As I had help for de-rigging in the form of Richard and
Robert who had climbed part way up the hill to watch, I headed back to
the airport when I realized that if I held on five more minutes it
would make two hours even. I have shot my mouth off saying to anyone
who would listen that just about any day should be soarable for this
machine so now I was down to 700 or 800 feet AGL and decided to hang
on. The glider port was closed so I worked a disappearingly small and
weak lift area with some swallows darting about to help mark the lift
at just 500 feet.
Paul MacCready described the ultimate goal for soaring
flight as a glider with one foot per second sink rate, and maybe the
LightHawk will develop to meet this ideal.
My background in aviation began with a few hours of
airplane lessons at age 14. The lessons were a gift from my father but
when he figured out that I’d be getting dual for almost two years
before I could go solo he treated me to sailplane training at my home
field, Hemet-Ryan airport, in 1973. I flew for fun while I started at
the University of California but when I qualified for CFIG in 1979 I
quit school and have instructed here for my primary source of income
through the present at Sailplane Enterprises.
In 1979, before I could find money for a beautiful
sailplane I started hang gliding and flew one after another of now
classic gliders. I loved my Sensor 510's. Going straight out cross
country in the Sierras and Whites with a willing crew, drifting at low
altitude past Big Ears or climbing to high altitude over spectacular
scenery has set a high standard for riveting soaring that sailplane
flying has seldom matched for me.
Nonetheless in 1984 an ad for a Sisu 1A showed up in
Soaring magazine and my longest and best sailplane flights have been in
this classic sailplane, a dream machine for me at the time.

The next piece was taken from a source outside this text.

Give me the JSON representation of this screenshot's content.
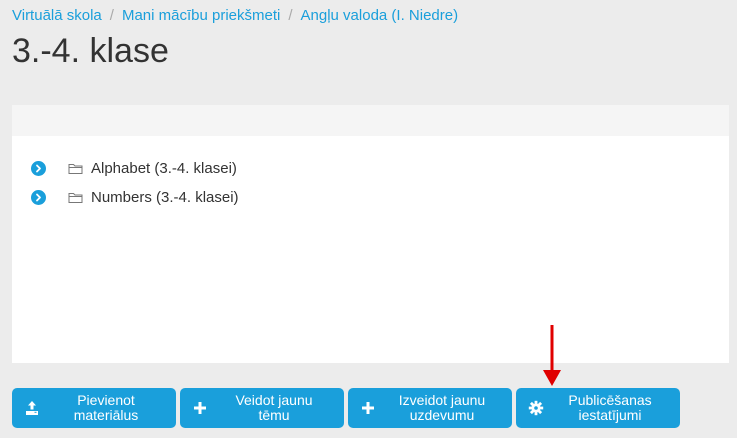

I watched with fascination as a Midget Mustang came
together at Hemet, built by Ernie Oberheim in a county hangar. The
project was finished by another pilot and when it came up for sale I
couldn’t resist. I had become a collector of inspiring aircraft, as
well as unusual ones.
Even as I have pursued fun flying, my career has been
dedicated to sailplane flying as a commercial endeavor. I have been
lucky to fly with – and to have trained – pilots in beautiful
sailplanes and motorgliders from all over the world. I have always been
bold to ask for flights in other peoples’ aircraft, and have been asked
to take test hops in many where the new owner wanted tips on flying it
or when the owner was justifiably proud of his acquisition.
Flying something new to me has remained most rewarding.
It became a competition briefly with my friend Steve Lowry to see who
could fly the most models of sailplanes or motorgliders. Now I think of
them in overlapping subgroups; the ones that I think were the scariest;
the highest performance; there’s the most spectacular flight on a
borrowed glider as opposed to my own; there are crossover aircraft that
I flew as motorgliders that double as powered ultralights – the
glider-registered trikes are a good example, and the VJ 22. There are
the subgroups like self-launching; sidestick controlled; one-of-a-kind
homebuilts; ultralight types; weight shift controlled; wood primary
structure; retractable with and without flaps; v-tails; flap-only for
glidepath control; of course with many overlapping – it’s quite
entertaining for me to get to fly a new model, the more classic or
idiosyncratic the better. I envy Hans Disma and the late Dave Hughes
for having flown 95 or 100 models of glider.
In short, as a full time glider pilot I had reached the
point where seeing a great soaring day didn’t spark my imagination
anymore, but the LightHawk has changed that. Now I look forward to the
challenge of learning to fly this new aircraft and to enjoy a new type
of soaring. It’s been an awfully long wait, but thank you Danny,
Anthony, Bill, Bob, Dave, Floyd, Jason, Jeff, Mike, Monty, Richard,
Rick, Robert, and the many other individuals and firms whose
contributions are essential to the continuing project.